Je rassure d’entrée, Madame Garson-Teboul, je n’ai pas l’intention de lui retirer la primeur de son article déjà paru dans MASCARA de A à Z, d’autant plus que je n’atteindrai jamais son excellent style. Seulement voilà, je n’ai pas gardé un souvenir aussi ému que le sien du hammam et je vais m’en expliquer ci-dessous 

Le vendredi après les classes et pendant l’hiver seulement, je devais me rendre au Bain Maure où je retrouvais ma mère et ma grand-mère et la séance de torture commençait, suivant un rituel quasi-immuable. Tout d’abord, j’étouffais littéralement sous l’effet de la vapeur d’eau saturante, ensuite, après l’inévitable dispute pour la place, le décapage commençait,  si toutefois il n’y avait pas de coupure d’eau.

C’est connu : la peau des petites filles est douce et soyeuse, mais celle des garçons est plus rugueuse et comme ils sont plus turbulents et qu’ils se  salissent davantage, il fallait gratter sec pour enlever la saleté de la semaine.

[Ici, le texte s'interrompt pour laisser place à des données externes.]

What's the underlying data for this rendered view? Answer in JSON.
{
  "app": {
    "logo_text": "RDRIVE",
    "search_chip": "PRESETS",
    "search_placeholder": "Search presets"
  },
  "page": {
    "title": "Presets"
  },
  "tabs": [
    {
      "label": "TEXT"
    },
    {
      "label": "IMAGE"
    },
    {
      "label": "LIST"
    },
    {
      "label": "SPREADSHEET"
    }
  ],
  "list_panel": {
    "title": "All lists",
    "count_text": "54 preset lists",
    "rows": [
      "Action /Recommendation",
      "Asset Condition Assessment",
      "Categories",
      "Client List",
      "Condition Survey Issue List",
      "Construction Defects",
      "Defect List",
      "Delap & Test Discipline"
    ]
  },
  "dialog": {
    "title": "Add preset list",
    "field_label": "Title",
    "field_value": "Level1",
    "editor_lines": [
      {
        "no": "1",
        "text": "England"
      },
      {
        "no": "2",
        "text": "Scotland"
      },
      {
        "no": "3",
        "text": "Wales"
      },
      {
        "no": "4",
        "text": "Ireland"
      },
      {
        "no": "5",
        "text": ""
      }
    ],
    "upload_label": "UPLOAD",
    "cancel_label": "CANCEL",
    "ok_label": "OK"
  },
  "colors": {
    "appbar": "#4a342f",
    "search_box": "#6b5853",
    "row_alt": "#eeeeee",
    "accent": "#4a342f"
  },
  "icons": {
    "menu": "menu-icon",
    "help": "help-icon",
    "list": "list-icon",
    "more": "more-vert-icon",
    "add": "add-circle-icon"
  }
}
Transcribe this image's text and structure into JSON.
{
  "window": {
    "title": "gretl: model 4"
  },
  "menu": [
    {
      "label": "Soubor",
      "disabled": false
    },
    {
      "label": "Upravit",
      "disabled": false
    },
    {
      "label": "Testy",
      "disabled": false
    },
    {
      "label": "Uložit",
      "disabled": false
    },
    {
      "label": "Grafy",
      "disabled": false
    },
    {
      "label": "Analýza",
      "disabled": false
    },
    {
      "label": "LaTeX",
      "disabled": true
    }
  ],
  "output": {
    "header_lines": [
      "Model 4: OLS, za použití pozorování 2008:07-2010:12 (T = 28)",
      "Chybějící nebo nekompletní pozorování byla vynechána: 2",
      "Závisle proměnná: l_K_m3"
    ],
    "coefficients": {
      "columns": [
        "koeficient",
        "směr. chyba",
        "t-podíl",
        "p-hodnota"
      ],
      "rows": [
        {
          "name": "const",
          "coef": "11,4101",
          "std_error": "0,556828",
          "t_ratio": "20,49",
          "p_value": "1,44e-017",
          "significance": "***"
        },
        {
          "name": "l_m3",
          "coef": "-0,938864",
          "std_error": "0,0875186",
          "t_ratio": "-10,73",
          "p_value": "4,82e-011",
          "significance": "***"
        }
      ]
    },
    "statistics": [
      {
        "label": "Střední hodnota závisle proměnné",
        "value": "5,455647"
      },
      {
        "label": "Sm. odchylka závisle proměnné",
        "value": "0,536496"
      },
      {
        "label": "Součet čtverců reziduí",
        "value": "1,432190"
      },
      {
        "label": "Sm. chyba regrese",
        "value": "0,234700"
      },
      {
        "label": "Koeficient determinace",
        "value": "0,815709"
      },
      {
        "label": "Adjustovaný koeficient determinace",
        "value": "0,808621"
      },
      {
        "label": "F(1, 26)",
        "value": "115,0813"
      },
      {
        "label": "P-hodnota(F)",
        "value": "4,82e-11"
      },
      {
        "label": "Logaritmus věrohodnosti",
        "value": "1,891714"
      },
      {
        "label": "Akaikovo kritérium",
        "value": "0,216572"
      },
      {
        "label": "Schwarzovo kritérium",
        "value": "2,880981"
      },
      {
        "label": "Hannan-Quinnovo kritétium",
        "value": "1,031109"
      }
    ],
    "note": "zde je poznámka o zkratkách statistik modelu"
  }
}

Autant vous rappeler qu’à l’époque, peu de maisons disposaient de salles de bains, et que se laver à l’eau froide relevait de l’exploit. Donc, je poursuis, le lavage commençait par la tête, une première fois au savon de Marseille, suivi immédiatement du ratissage au peigne fin, en os s’il vous plait, car celui en métal ne venait pas à bout des bestiaux. Vous avez compris : il s’agissait des poux et de leurs lentes, espèce loin d’être en voie de disparition dans les écoles primaires ! Suivait le lavage du cuir chevelu au savon  doux, puis à la savonnette. Dop n’était pas encore parvenu jusqu’à Mascara, et le démêloir. Point de ghassoul ou de henné pour les garçons (heureusement !) Et cela continuait pour le corps, avec toujours la même séquence, savon de Marseille,  alpha rêche, savon doux, alpha doux, savonnette, lavette (gant de toilette) Bref, vous l’avez compris, je sortais de là,  tel l’écorché vif de la torture, et ni la gazouze ni les petits gâteaux secs ne me remettaient de ce que je pensais dans ma tête d’enfant, être une agression pure et simple de mon corps,  sans compter que la hammamdjia nous faisait régulièrement l’affront de nous jeter dehors, car c’était l’heure des hommes.

Et cela a duré jusqu’à l’âge de 12 ans : comme j’étais petit et maigrichon, ma mère pouvait tricher sur mon âge, elle l’avait déjà fait pour mon frère. Mais mon frangin, qui était très avancé pour son âge et très coquin, se régalait au Bain Maure en se rinçant abondamment l’œil de la nudité des petites jeunes filles qu’il croisait habillées sur le Boulevard.

Mon père a pris le relais pendant la guerre, Dieu merci, il était plus expéditif que ma mère. Une demi-heure, l’affaire était entendue. Il prenait surtout son kif en se faisant masser (je devrais dire écarteler) par le moutcho après le bain. Pendant les beaux jours et l’été, nous prenions des bains sur une petite terrasse, où mon frère avait aménagé une douche avec un tuyau de jardinage et une pomme d’arrosoir, avant d’avoir une salle de bain dans les années 50.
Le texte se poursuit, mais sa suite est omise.